Per il resto ho visto giovani attori ben inseriti nel ruolo, accanto a navigate glorie quali Sean Bean (l’attore che interpretava Boromir nel Signore degli Anelli) oppure Jaff Daniels (Harry Dunne in Semo più Scemo).
A Bean spetta il ruolo di capo degli astronauti in missione, il cui interesse e scopo è la loro incolumità, prima delle loro effettive mansioni. Simpatica una gag che riguarda il suo personaggio e di riflesso anche l’attore, nel momento un cui si parla del PROGETTO ELROND!!!
A Daniels spetta invece il compito di interpretare il capo della NASA (nella realtà il ruolo spetta a Charls Bolden, ex astronauta e ora amministratore dell’agenzia spaziale americana). Il personaggio di Daniels è autoritario e guardingo, non ama esporsi a rischi inutili. Convincente nel suo ruolo.

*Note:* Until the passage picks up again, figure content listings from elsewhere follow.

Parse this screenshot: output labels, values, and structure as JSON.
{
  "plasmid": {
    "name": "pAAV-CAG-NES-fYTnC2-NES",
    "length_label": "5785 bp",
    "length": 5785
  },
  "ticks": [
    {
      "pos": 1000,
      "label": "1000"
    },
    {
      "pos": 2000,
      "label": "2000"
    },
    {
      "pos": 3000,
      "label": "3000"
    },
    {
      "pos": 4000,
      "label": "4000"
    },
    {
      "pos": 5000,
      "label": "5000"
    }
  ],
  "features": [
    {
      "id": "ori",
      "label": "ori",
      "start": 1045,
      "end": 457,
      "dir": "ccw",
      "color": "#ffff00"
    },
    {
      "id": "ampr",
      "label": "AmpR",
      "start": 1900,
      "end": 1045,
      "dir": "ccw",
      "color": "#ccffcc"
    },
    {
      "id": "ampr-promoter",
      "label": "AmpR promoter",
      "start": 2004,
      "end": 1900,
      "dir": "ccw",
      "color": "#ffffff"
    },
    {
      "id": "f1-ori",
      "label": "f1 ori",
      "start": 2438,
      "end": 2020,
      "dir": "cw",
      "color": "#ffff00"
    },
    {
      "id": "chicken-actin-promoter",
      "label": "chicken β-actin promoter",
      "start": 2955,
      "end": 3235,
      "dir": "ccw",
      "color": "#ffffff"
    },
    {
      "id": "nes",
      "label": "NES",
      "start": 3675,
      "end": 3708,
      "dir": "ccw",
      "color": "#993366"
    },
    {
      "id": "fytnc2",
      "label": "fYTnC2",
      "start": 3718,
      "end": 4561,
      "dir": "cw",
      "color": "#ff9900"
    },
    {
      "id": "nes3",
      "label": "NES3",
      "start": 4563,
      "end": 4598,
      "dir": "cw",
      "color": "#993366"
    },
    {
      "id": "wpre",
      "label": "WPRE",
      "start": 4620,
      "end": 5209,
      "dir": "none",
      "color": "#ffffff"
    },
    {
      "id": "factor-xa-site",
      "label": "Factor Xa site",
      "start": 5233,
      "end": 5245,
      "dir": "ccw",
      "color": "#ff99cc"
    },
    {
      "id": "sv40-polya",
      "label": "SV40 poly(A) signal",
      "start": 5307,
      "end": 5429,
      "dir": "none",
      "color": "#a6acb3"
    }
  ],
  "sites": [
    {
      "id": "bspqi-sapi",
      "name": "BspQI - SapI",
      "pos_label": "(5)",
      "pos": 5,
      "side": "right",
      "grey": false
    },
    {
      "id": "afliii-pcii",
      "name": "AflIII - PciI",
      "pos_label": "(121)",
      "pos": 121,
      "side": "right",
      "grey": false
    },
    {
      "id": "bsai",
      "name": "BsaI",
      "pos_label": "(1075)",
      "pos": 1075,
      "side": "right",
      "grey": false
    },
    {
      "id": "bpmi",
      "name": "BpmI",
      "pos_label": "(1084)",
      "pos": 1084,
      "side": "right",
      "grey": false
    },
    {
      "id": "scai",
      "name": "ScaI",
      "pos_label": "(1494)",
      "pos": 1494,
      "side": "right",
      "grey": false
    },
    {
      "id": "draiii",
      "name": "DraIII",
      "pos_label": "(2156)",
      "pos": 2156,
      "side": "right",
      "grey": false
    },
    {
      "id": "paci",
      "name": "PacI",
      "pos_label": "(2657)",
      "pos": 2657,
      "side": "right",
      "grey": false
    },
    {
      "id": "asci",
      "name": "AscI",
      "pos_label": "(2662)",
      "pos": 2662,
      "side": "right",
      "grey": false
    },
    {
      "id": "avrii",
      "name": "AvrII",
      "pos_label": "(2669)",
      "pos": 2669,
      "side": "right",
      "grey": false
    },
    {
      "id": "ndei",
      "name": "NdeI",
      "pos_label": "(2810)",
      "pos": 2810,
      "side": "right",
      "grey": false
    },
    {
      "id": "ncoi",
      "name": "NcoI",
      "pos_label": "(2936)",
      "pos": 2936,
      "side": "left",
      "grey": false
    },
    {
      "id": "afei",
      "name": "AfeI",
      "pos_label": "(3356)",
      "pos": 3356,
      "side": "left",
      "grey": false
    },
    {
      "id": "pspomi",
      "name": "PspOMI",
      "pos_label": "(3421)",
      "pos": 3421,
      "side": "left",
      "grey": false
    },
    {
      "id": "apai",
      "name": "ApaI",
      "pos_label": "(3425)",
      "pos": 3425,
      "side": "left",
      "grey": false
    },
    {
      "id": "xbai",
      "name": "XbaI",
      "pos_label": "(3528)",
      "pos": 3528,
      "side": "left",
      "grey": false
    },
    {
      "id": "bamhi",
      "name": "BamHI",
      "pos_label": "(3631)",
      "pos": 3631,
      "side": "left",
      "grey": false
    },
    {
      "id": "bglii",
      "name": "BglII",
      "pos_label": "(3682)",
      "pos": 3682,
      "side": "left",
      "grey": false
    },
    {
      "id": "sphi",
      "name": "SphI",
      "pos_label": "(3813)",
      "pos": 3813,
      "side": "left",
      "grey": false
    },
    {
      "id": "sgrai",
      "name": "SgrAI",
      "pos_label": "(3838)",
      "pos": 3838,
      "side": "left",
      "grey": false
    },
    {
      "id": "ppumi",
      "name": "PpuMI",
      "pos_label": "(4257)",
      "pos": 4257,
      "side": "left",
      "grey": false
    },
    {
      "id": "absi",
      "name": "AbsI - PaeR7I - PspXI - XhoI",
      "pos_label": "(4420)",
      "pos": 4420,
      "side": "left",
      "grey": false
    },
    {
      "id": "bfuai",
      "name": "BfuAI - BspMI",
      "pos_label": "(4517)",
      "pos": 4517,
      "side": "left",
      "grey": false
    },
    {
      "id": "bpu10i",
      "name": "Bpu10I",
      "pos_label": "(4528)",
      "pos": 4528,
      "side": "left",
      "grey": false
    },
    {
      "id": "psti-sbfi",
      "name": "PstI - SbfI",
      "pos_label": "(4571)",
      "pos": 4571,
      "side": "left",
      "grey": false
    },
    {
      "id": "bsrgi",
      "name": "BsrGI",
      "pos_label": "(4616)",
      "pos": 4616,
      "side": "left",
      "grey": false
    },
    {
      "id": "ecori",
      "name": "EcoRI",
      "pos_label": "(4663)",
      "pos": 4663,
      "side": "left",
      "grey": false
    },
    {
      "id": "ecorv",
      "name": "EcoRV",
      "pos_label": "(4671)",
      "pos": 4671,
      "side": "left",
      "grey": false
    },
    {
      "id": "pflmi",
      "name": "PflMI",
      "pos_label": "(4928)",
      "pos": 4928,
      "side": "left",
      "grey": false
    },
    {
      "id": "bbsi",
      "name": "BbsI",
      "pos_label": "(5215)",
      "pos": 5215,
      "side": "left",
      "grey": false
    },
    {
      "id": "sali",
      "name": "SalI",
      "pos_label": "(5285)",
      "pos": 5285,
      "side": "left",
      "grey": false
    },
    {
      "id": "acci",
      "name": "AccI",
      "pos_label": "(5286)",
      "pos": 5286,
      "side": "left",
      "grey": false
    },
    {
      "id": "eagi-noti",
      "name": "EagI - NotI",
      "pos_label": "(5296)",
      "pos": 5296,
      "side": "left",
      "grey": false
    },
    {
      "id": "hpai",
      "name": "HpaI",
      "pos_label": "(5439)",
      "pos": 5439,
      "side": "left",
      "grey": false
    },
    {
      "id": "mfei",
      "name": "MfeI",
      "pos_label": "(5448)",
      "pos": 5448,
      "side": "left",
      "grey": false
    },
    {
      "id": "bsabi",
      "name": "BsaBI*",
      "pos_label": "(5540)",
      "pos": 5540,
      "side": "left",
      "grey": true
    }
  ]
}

E ovviamente Matt Damon. Già nei panni dell’astronauta Dr. Mann in INTERSTELLAR, qui Damon ha il ruolo del protagonista. Regge molto bene la sua condizione di disperso; personalmente l’ho trovato convincente nelle espressioni emozionali che si alternano fra gioia e tristezza: un’alternanza d’obbligo fra i successi di idee bislacche e gli imprevisti che complicano l’intero quadro generale. Sicuramente convincente la sua interpretazione di astronauta in “panne” che deve cavarsela da solo come un novello boyscout perduto dal gruppo.
Infine ho notato una simpatica e leggerissima somiglianza in alcune inquadrature, fra l’attore Sebastian Stan, che nel film interpreta l’astronauta Chris Beck e l’astronauta danese Andreas Mogensen di recente tornato da una breve missione sulla Stazione Spaziale Internazionale.
Questo film mette in evidenza anche un’altra cosa molto importante: l’ingegno umano. La capacità di provare e spesso riuscire a risolvere situazioni che normalmente sembrerebbero montagne insormontabili. Osa, osiamo… ed è così che le soluzioni ai problemi diventano sempre più complesse e di riflesso sempre più rischiose. Soluzioni che non passerebbero per l’anticamera del cervello di nessuno dotato di buon senso, diventano imprvvisamente l’unica via percorribile per aver salva la vita. Perchè con le giuste conoscenze, i problemi si possono risolvere non solo per il bene di pochi, ma anche per il bene di tutti.
Il film è tratto dal libro L’UOMO DI MARTE scritto da Andy Weir. Inizialmente autopubblicato come ebook nel 2011, ha trovato la stampa al grande pubblico con Crown Publishing all’inizio del 2014. In Italia è pubblicato da Newton Compton Editori.